“The New Mirror of Literature, Amusement, and Instruction: Containing Original Papers, Tales of Romance, Sketches of Society, Manners, and Everyday Life; Domestic and Foreign Correspondence; Wit and Humor; Fashion and Gossip; the Fine Arts and Literary, Musical, and Dramatic Criticism; extracts from New Works; Poetry, Original and Selected; the Spirit of the Public Journals, etc., etc., etc.”

Willis could not afford to give up all the other strings to his bow until he saw how the new venture was going to succeed. He retained his position as New York correspondent to the “National Intelligencer,” and his “Daguerreotype Sketches of New York,” published in that paper, were regularly reprinted in the “New Mirror.” His stories in “Graham’s” and “Godey’s” went on up to January, 1844, after which time he announced that he should write in future exclusively for his own paper. His contributions to the “Mirror,” while editor, included tales, poems, sketches, reminiscences, letters, book notices, besides editorial papers of a miscellaneous sort, such as “Jottings,” “Slipshoddities,” “Diary of Town Trifles,” “More Particularly,” “Just You and I,” “While We hold You by the Button,” and what not, in which he set himself to catch and reflect the passing humors and picturesque surfaces of town life. He might have said of his muse at this time, as the psalmist of his soul, Adhæsit pavimento. He wrote a number of “City Lyrics,” signed “Down Town Bard,” celebrating beauties in white chip hats, whom he had helped into omnibuses: Broadway odes, inviting his sweetheart to a moonlight walk up to Thompson’s for an ice; or mock heroic lamentations in blank verse, that the lady in the chemisette with black buttons, whose sixpence he had passed up to the driver, might be doomed to pass him forever without meeting,—

“Thou in a Knickerbocker Line, and I

Lone in the Waverley.”

It might have been expected that Willis, with his peculiarly dainty instinct, would excel in this carving of cherry stones. But his society verses in this kind were too hurriedly done and fell short of that perfect workmanship and fineness of taste which float many a trifle of Praed or Dobson.
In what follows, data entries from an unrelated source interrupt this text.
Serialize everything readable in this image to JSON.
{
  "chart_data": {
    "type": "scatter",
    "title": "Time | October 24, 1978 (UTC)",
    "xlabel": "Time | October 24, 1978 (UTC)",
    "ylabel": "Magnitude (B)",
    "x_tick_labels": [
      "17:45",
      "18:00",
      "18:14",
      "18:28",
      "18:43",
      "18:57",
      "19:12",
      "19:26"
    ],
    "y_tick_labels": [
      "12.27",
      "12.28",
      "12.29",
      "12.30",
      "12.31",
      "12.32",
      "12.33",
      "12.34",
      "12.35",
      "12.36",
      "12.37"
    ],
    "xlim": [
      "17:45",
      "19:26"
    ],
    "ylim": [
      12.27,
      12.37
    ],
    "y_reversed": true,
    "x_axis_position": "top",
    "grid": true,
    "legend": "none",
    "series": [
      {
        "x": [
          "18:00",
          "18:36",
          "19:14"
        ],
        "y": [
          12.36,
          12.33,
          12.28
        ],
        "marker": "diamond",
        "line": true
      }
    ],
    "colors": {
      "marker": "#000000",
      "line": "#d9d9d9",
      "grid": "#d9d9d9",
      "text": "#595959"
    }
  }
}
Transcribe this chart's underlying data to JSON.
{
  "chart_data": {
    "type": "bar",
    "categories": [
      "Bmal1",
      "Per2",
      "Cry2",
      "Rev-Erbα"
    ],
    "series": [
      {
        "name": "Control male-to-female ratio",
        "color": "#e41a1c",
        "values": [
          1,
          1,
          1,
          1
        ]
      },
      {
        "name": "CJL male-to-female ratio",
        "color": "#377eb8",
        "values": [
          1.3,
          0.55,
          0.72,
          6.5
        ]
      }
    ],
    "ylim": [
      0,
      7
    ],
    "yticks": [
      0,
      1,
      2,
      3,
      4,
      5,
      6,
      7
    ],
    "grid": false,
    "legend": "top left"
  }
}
Willis’s city poems are flimsy and sometimes a little vulgar, and their place is mid-way between really artistic society verse and such metropolitan ballads as “Walking Down Broadway” and “Tassels on the Boots,” which Lingard used to sing. The best of them, perhaps, is “Love in a Cottage,” a charmingly frank expression of a preference for the artificial, a quatrain from which has got into common quotation:—

“But give me a sly flirtation

By the light of a chandelier,

With music to play in the pauses,

And nobody very near.”

These “City Lyrics” were not all humorous, however. The bitter contrasts which forced themselves upon Bryant walking “slowly through the crowded street” appealed also to the “Down Town Bard,” who expressed them in “The Pity of the Park Fountain,” and more successfully in “Unseen Spirits,” first printed in the “New Mirror” of July 29, 1843. This little poem—suggested, perhaps, in some mood of abstraction when the poet was strolling listlessly up Broadway, his spirits low and his eternal watchfulness for effects asleep—has, for that very reason doubtless, the sudden touch of genius, the unconsciousness and careless felicity which seem likely to keep it alive and to make it, possibly, the only work of Willis destined to reach posterity. It was a favorite with Edgar Poe, who used to recite it at reading clubs and the like, and who said that, in his opinion and that of nearly all his friends, it was “the truest poem ever written by Mr. Willis. There is about this little poem,” he continues, “(evidently written in haste and through impulse) a true imagination. Its grace, dignity, and pathos are impressive, and there is more in it of earnestness of soul than in anything I have seen from the pen of its author.”[6]